SawtoothSean - Mar 20, 2007 5:53 am - Hasn't voted

Nice

It sounds like you gave it a good try and were pretty much close to the intended route, but as you could tell, if you get off route on that, your day could be over. We had to do 1 major backtrack, and that was above the 4th class Crux. We continued too far up the large crack above here and it started to drift right and got low 5th. So after a small downclimb, we got back on track. The intended route meanders left, and left, and left after the 4th Crux.

The Easier Class 3 way just south of the 4th Crux is through a slot that sits between the 4th Crux shown in my picture, and the large crack further south. Just go about 50 feet south of the pictured 4th Crux and you should find it. It's a slabby drainage that's easier than it looks.

I'm not old fashioned or technicallly inept in any way, but I don't like personally using GPS waypoints except in life threatening situations. I've always just liked figuring it out by my instincts and I'm thankful and lucky that I've been safe and on target for so many years just using my internal compass. I did use those cairns in the trees when I was there. The only problem is when more than 1 trail of cairns develop and they might lead to a dead end, or something that's above another person's ability, so I don't normally contribute.

You have a great area down there to explore, and what's amazing to me is even though it's a NP, it's soo easy to see no one. Your close enough where you can go back and get that done sometime. I might be heading down in April for something. Take Care.

spencer weiler - Apr 24, 2015 11:08 pm - Hasn't voted

route beta

I recently did this route in April 2015. I was not looking for ramps on the left side of the notch approach that allows easy 4th class, and stayed directly in the bottom. This method allows easy scrambling, then once you squeeze up a narrow chimney and through a hole, there is a very large chockstone that guards the top, requiring at least a 5.6 chimney move over 20 feet of air. Most folks who are expecting 4th class scrambling will be disappointed and stymied. One number 3 camalot and a 60' rope will protect the climb adequately. There is also a 4 bolt rap anchor at the top to assist getting down. If you feel comfortable soloing up/down a stemming chimney with good hands/feet, but exposed with serious consequences, no rope is necessary. This seemed like the most straightforward and direct route up the notch, but obviously more difficult.

As for the upper section, once you reach the top of the notch and start descending, you should be immediately hugging the left wall. The few ascent gullies/cracks/whatever are no more than 5 minutes downhill from the top. There are freaking cairns everywhere once you start up, which makes choosing your route difficult, since every gully system has cairns in it. I found 2 fixed handlines which assisted through some steeper sections, but I found basically every option you choose will go. Once your reach the flat plateau, I got confused. Make sure to have the photos with route lines on them from SP with you. I never found very many cairns after the plateau.
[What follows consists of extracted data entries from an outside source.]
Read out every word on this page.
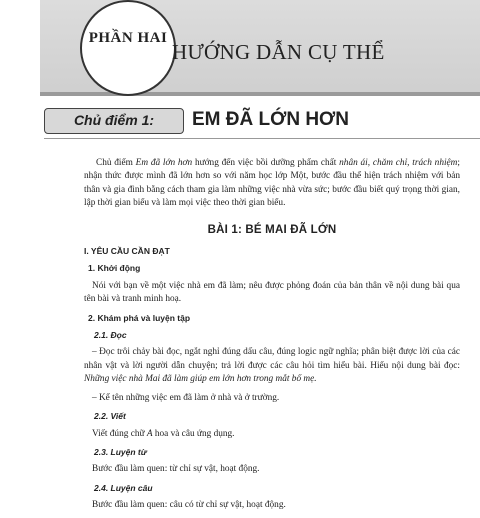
PHẦN HAI
HƯỚNG DẪN CỤ THỂ
Chủ điểm 1:	EM ĐÃ LỚN HƠN

Chủ điểm Em đã lớn hơn hướng đến việc bồi dưỡng phẩm chất nhân ái, chăm chỉ, trách nhiệm; nhận thức được mình đã lớn hơn so với năm học lớp Một, bước đầu thể hiện trách nhiệm với bản thân và gia đình bằng cách tham gia làm những việc nhà vừa sức; bước đầu biết quý trọng thời gian, lập thời gian biểu và làm mọi việc theo thời gian biểu.

BÀI 1: BÉ MAI ĐÃ LỚN
I. YÊU CẦU CẦN ĐẠT
1. Khởi động

Nói với bạn về một việc nhà em đã làm; nêu được phỏng đoán của bản thân về nội dung bài qua tên bài và tranh minh hoạ.

2. Khám phá và luyện tập
2.1. Đọc

– Đọc trôi chảy bài đọc, ngắt nghỉ đúng dấu câu, đúng logic ngữ nghĩa; phân biệt được lời của các nhân vật và lời người dẫn chuyện; trả lời được các câu hỏi tìm hiểu bài. Hiểu nội dung bài đọc: Những việc nhà Mai đã làm giúp em lớn hơn trong mắt bố mẹ.

– Kể tên những việc em đã làm ở nhà và ở trường.

2.2. Viết

Viết đúng chữ A hoa và câu ứng dụng.

2.3. Luyện từ

Bước đầu làm quen: từ chỉ sự vật, hoạt động.

2.4. Luyện câu

Bước đầu làm quen: câu có từ chỉ sự vật, hoạt động.
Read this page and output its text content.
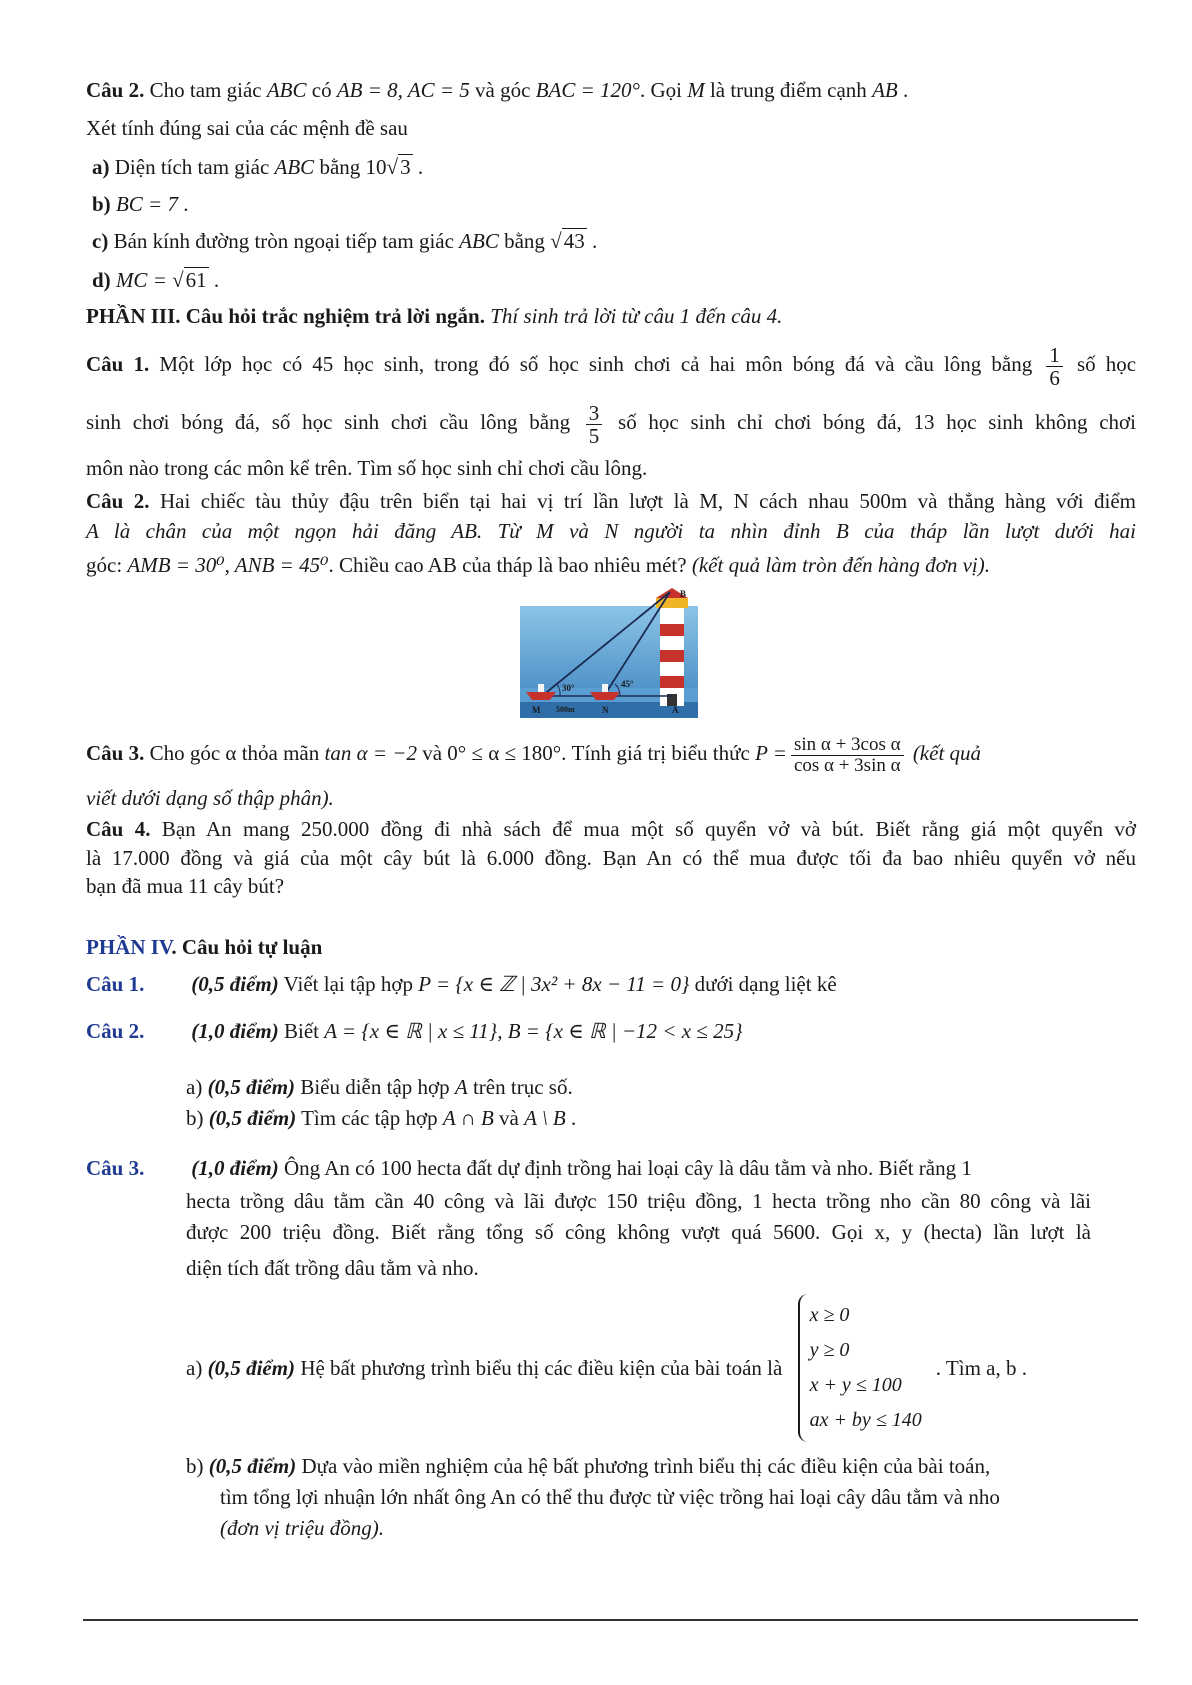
Câu 2. Cho tam giác ABC có AB = 8, AC = 5 và góc BAC = 120°. Gọi M là trung điểm cạnh AB .
Xét tính đúng sai của các mệnh đề sau
a) Diện tích tam giác ABC bằng 10√3 .
b) BC = 7 .
c) Bán kính đường tròn ngoại tiếp tam giác ABC bằng √43 .
d) MC = √61 .
PHẦN III. Câu hỏi trắc nghiệm trả lời ngắn. Thí sinh trả lời từ câu 1 đến câu 4.
Câu 1. Một lớp học có 45 học sinh, trong đó số học sinh chơi cả hai môn bóng đá và cầu lông bằng $\frac{1}{6}$ số học
sinh chơi bóng đá, số học sinh chơi cầu lông bằng $\frac{3}{5}$ số học sinh chỉ chơi bóng đá, 13 học sinh không chơi
môn nào trong các môn kể trên. Tìm số học sinh chỉ chơi cầu lông.
Câu 2. Hai chiếc tàu thủy đậu trên biển tại hai vị trí lần lượt là M, N cách nhau 500m và thẳng hàng với điểm
A là chân của một ngọn hải đăng AB. Từ M và N người ta nhìn đỉnh B của tháp lần lượt dưới hai
góc: AMB = 30⁰, ANB = 45⁰. Chiều cao AB của tháp là bao nhiêu mét? (kết quả làm tròn đến hàng đơn vị).
B
30°	45°
M 500m	N	A
Câu 3. Cho góc α thỏa mãn tan α = −2 và 0° ≤ α ≤ 180°. Tính giá trị biểu thức $P = \frac{\text{sin α + 3cos α}}{\text{cos α + 3sin α}}$ (kết quả
viết dưới dạng số thập phân).
Câu 4. Bạn An mang 250.000 đồng đi nhà sách để mua một số quyển vở và bút. Biết rằng giá một quyển vở
là 17.000 đồng và giá của một cây bút là 6.000 đồng. Bạn An có thể mua được tối đa bao nhiêu quyển vở nếu
bạn đã mua 11 cây bút?
PHẦN IV. Câu hỏi tự luận
Câu 1. (0,5 điểm) Viết lại tập hợp P = {x ∈ ℤ | 3x² + 8x − 11 = 0} dưới dạng liệt kê
Câu 2. (1,0 điểm) Biết A = {x ∈ ℝ | x ≤ 11}, B = {x ∈ ℝ | −12 < x ≤ 25}
a) (0,5 điểm) Biểu diễn tập hợp A trên trục số.
b) (0,5 điểm) Tìm các tập hợp A ∩ B và A \ B .
Câu 3. (1,0 điểm) Ông An có 100 hecta đất dự định trồng hai loại cây là dâu tằm và nho. Biết rằng 1
hecta trồng dâu tằm cần 40 công và lãi được 150 triệu đồng, 1 hecta trồng nho cần 80 công và lãi
được 200 triệu đồng. Biết rằng tổng số công không vượt quá 5600. Gọi x, y (hecta) lần lượt là
diện tích đất trồng dâu tằm và nho.
a)
(0,5 điểm)
Hệ bất phương trình biểu thị các điều kiện của bài toán là

x ≥ 0
y ≥ 0
x + y ≤ 100
ax + by ≤ 140
. Tìm a, b .
b) (0,5 điểm) Dựa vào miền nghiệm của hệ bất phương trình biểu thị các điều kiện của bài toán,
tìm tổng lợi nhuận lớn nhất ông An có thể thu được từ việc trồng hai loại cây dâu tằm và nho
(đơn vị triệu đồng).
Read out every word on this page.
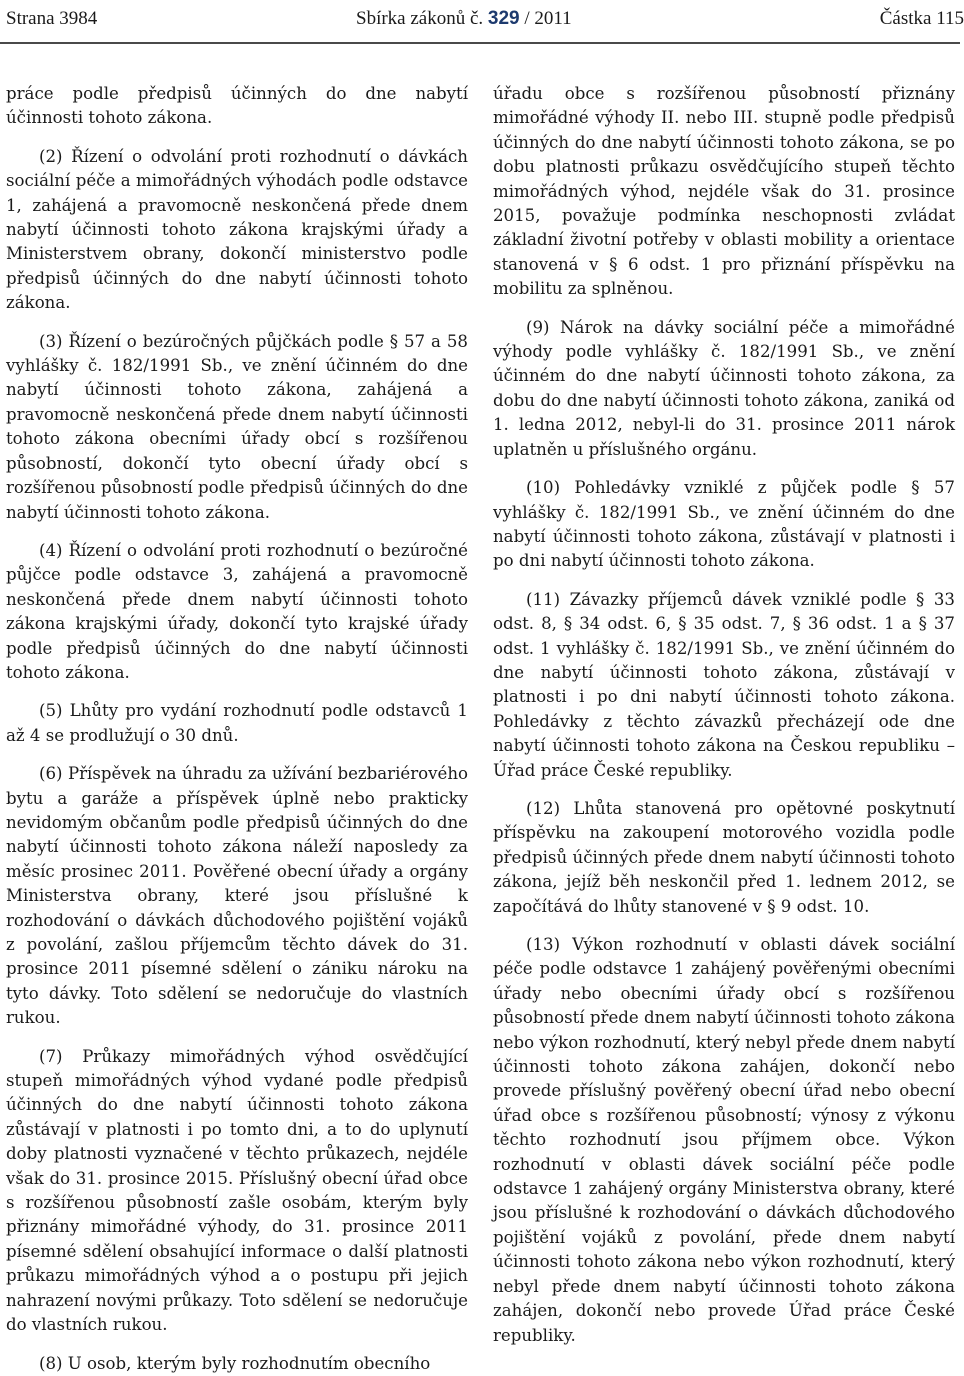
Strana 3984	Sbírka zákonů č. 329 / 2011	Částka 115

práce podle předpisů účinných do dne nabytí účinnosti tohoto zákona.

(2) Řízení o odvolání proti rozhodnutí o dávkách sociální péče a mimořádných výhodách podle odstavce 1, zahájená a pravomocně neskončená přede dnem nabytí účinnosti tohoto zákona krajskými úřady a Ministerstvem obrany, dokončí ministerstvo podle předpisů účinných do dne nabytí účinnosti tohoto zákona.

(3) Řízení o bezúročných půjčkách podle § 57 a 58 vyhlášky č. 182/1991 Sb., ve znění účinném do dne nabytí účinnosti tohoto zákona, zahájená a pravomocně neskončená přede dnem nabytí účinnosti tohoto zákona obecními úřady obcí s rozšířenou působností, dokončí tyto obecní úřady obcí s rozšířenou působností podle předpisů účinných do dne nabytí účinnosti tohoto zákona.

(4) Řízení o odvolání proti rozhodnutí o bezúročné půjčce podle odstavce 3, zahájená a pravomocně neskončená přede dnem nabytí účinnosti tohoto zákona krajskými úřady, dokončí tyto krajské úřady podle předpisů účinných do dne nabytí účinnosti tohoto zákona.

(5) Lhůty pro vydání rozhodnutí podle odstavců 1 až 4 se prodlužují o 30 dnů.

(6) Příspěvek na úhradu za užívání bezbariérového bytu a garáže a příspěvek úplně nebo prakticky nevidomým občanům podle předpisů účinných do dne nabytí účinnosti tohoto zákona náleží naposledy za měsíc prosinec 2011. Pověřené obecní úřady a orgány Ministerstva obrany, které jsou příslušné k rozhodování o dávkách důchodového pojištění vojáků z povolání, zašlou příjemcům těchto dávek do 31. prosince 2011 písemné sdělení o zániku nároku na tyto dávky. Toto sdělení se nedoručuje do vlastních rukou.

(7) Průkazy mimořádných výhod osvědčující stupeň mimořádných výhod vydané podle předpisů účinných do dne nabytí účinnosti tohoto zákona zůstávají v platnosti i po tomto dni, a to do uplynutí doby platnosti vyznačené v těchto průkazech, nejdéle však do 31. prosince 2015. Příslušný obecní úřad obce s rozšířenou působností zašle osobám, kterým byly přiznány mimořádné výhody, do 31. prosince 2011 písemné sdělení obsahující informace o další platnosti průkazu mimořádných výhod a o postupu při jejich nahrazení novými průkazy. Toto sdělení se nedoručuje do vlastních rukou.

(8) U osob, kterým byly rozhodnutím obecního

úřadu obce s rozšířenou působností přiznány mimořádné výhody II. nebo III. stupně podle předpisů účinných do dne nabytí účinnosti tohoto zákona, se po dobu platnosti průkazu osvědčujícího stupeň těchto mimořádných výhod, nejdéle však do 31. prosince 2015, považuje podmínka neschopnosti zvládat základní životní potřeby v oblasti mobility a orientace stanovená v § 6 odst. 1 pro přiznání příspěvku na mobilitu za splněnou.

(9) Nárok na dávky sociální péče a mimořádné výhody podle vyhlášky č. 182/1991 Sb., ve znění účinném do dne nabytí účinnosti tohoto zákona, za dobu do dne nabytí účinnosti tohoto zákona, zaniká od 1. ledna 2012, nebyl-li do 31. prosince 2011 nárok uplatněn u příslušného orgánu.

(10) Pohledávky vzniklé z půjček podle § 57 vyhlášky č. 182/1991 Sb., ve znění účinném do dne nabytí účinnosti tohoto zákona, zůstávají v platnosti i po dni nabytí účinnosti tohoto zákona.

(11) Závazky příjemců dávek vzniklé podle § 33 odst. 8, § 34 odst. 6, § 35 odst. 7, § 36 odst. 1 a § 37 odst. 1 vyhlášky č. 182/1991 Sb., ve znění účinném do dne nabytí účinnosti tohoto zákona, zůstávají v platnosti i po dni nabytí účinnosti tohoto zákona. Pohledávky z těchto závazků přecházejí ode dne nabytí účinnosti tohoto zákona na Českou republiku – Úřad práce České republiky.

(12) Lhůta stanovená pro opětovné poskytnutí příspěvku na zakoupení motorového vozidla podle předpisů účinných přede dnem nabytí účinnosti tohoto zákona, jejíž běh neskončil před 1. lednem 2012, se započítává do lhůty stanovené v § 9 odst. 10.

(13) Výkon rozhodnutí v oblasti dávek sociální péče podle odstavce 1 zahájený pověřenými obecními úřady nebo obecními úřady obcí s rozšířenou působností přede dnem nabytí účinnosti tohoto zákona nebo výkon rozhodnutí, který nebyl přede dnem nabytí účinnosti tohoto zákona zahájen, dokončí nebo provede příslušný pověřený obecní úřad nebo obecní úřad obce s rozšířenou působností; výnosy z výkonu těchto rozhodnutí jsou příjmem obce. Výkon rozhodnutí v oblasti dávek sociální péče podle odstavce 1 zahájený orgány Ministerstva obrany, které jsou příslušné k rozhodování o dávkách důchodového pojištění vojáků z povolání, přede dnem nabytí účinnosti tohoto zákona nebo výkon rozhodnutí, který nebyl přede dnem nabytí účinnosti tohoto zákona zahájen, dokončí nebo provede Úřad práce České republiky.
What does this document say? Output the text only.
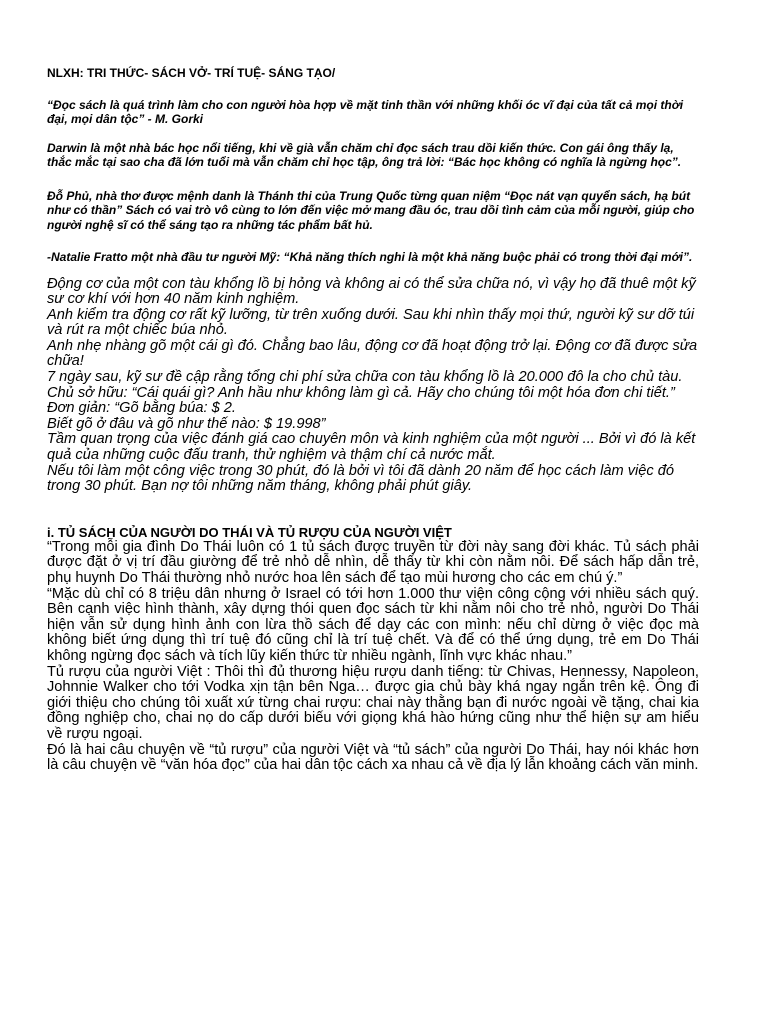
NLXH: TRI THỨC- SÁCH VỞ- TRÍ TUỆ- SÁNG TẠO/
“Đọc sách là quá trình làm cho con người hòa hợp về mặt tinh thần với những khối óc vĩ đại của tất cả mọi thời đại, mọi dân tộc” - M. Gorki
Darwin là một nhà bác học nổi tiếng, khi về già vẫn chăm chỉ đọc sách trau dồi kiến thức. Con gái ông thấy lạ, thắc mắc tại sao cha đã lớn tuổi mà vẫn chăm chỉ học tập, ông trả lời: “Bác học không có nghĩa là ngừng học”.
Đỗ Phủ, nhà thơ được mệnh danh là Thánh thi của Trung Quốc từng quan niệm “Đọc nát vạn quyển sách, hạ bút như có thần” Sách có vai trò vô cùng to lớn đến việc mở mang đầu óc, trau dồi tình cảm của mỗi người, giúp cho người nghệ sĩ có thể sáng tạo ra những tác phẩm bất hủ.
-Natalie Fratto một nhà đầu tư người Mỹ: “Khả năng thích nghi là một khả năng buộc phải có trong thời đại mới”.

Động cơ của một con tàu khổng lồ bị hỏng và không ai có thể sửa chữa nó, vì vậy họ đã thuê một kỹ sư cơ khí với hơn 40 năm kinh nghiệm.

Anh kiểm tra động cơ rất kỹ lưỡng, từ trên xuống dưới. Sau khi nhìn thấy mọi thứ, người kỹ sư dỡ túi và rút ra một chiếc búa nhỏ.

Anh nhẹ nhàng gõ một cái gì đó. Chẳng bao lâu, động cơ đã hoạt động trở lại. Động cơ đã được sửa chữa!

7 ngày sau, kỹ sư đề cập rằng tổng chi phí sửa chữa con tàu khổng lồ là 20.000 đô la cho chủ tàu.

Chủ sở hữu: “Cái quái gì? Anh hầu như không làm gì cả. Hãy cho chúng tôi một hóa đơn chi tiết.”

Đơn giản: “Gõ bằng búa: $ 2.

Biết gõ ở đâu và gõ như thế nào: $ 19.998”

Tầm quan trọng của việc đánh giá cao chuyên môn và kinh nghiệm của một người ... Bởi vì đó là kết quả của những cuộc đấu tranh, thử nghiệm và thậm chí cả nước mắt.

Nếu tôi làm một công việc trong 30 phút, đó là bởi vì tôi đã dành 20 năm để học cách làm việc đó trong 30 phút. Bạn nợ tôi những năm tháng, không phải phút giây.

i. TỦ SÁCH CỦA NGƯỜI DO THÁI VÀ TỦ RƯỢU CỦA NGƯỜI VIỆT

“Trong mỗi gia đình Do Thái luôn có 1 tủ sách được truyền từ đời này sang đời khác. Tủ sách phải được đặt ở vị trí đầu giường để trẻ nhỏ dễ nhìn, dễ thấy từ khi còn nằm nôi. Để sách hấp dẫn trẻ, phụ huynh Do Thái thường nhỏ nước hoa lên sách để tạo mùi hương cho các em chú ý.”

“Mặc dù chỉ có 8 triệu dân nhưng ở Israel có tới hơn 1.000 thư viện công cộng với nhiều sách quý. Bên cạnh việc hình thành, xây dựng thói quen đọc sách từ khi nằm nôi cho trẻ nhỏ, người Do Thái hiện vẫn sử dụng hình ảnh con lừa thồ sách để dạy các con mình: nếu chỉ dừng ở việc đọc mà không biết ứng dụng thì trí tuệ đó cũng chỉ là trí tuệ chết. Và để có thể ứng dụng, trẻ em Do Thái không ngừng đọc sách và tích lũy kiến thức từ nhiều ngành, lĩnh vực khác nhau.”

Tủ rượu của người Việt : Thôi thì đủ thương hiệu rượu danh tiếng: từ Chivas, Hennessy, Napoleon, Johnnie Walker cho tới Vodka xịn tận bên Nga… được gia chủ bày khá ngay ngắn trên kệ. Ông đi giới thiệu cho chúng tôi xuất xứ từng chai rượu: chai này thằng bạn đi nước ngoài về tặng, chai kia đồng nghiệp cho, chai nọ do cấp dưới biếu với giọng khá hào hứng cũng như thể hiện sự am hiểu về rượu ngoại.

Đó là hai câu chuyện về “tủ rượu” của người Việt và “tủ sách” của người Do Thái, hay nói khác hơn là câu chuyện về “văn hóa đọc” của hai dân tộc cách xa nhau cả về địa lý lẫn khoảng cách văn minh.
Very complicated terrain up there!

kcdia117 - Apr 25, 2024 3:00 pm - Voted 10/10

Parking and approach

Great info Sean. I'd like to add that as of April 2024, the housing development appears to be done, and there are signs all over Canyon Springs road claiming it to be private/no trespassing. I certainly didn't feel comfortable parking anywhere around there.

I ended up parking closer to Springdale, and walking up Canyon Springs Road, taking a right on Canyon cove road and heading up from there. On the left hand side of canyon cove, there is a sign that says no camping, and an overgrown gravel road just beyond the house will take you up to the climbers trail to access the weakness in the cliff.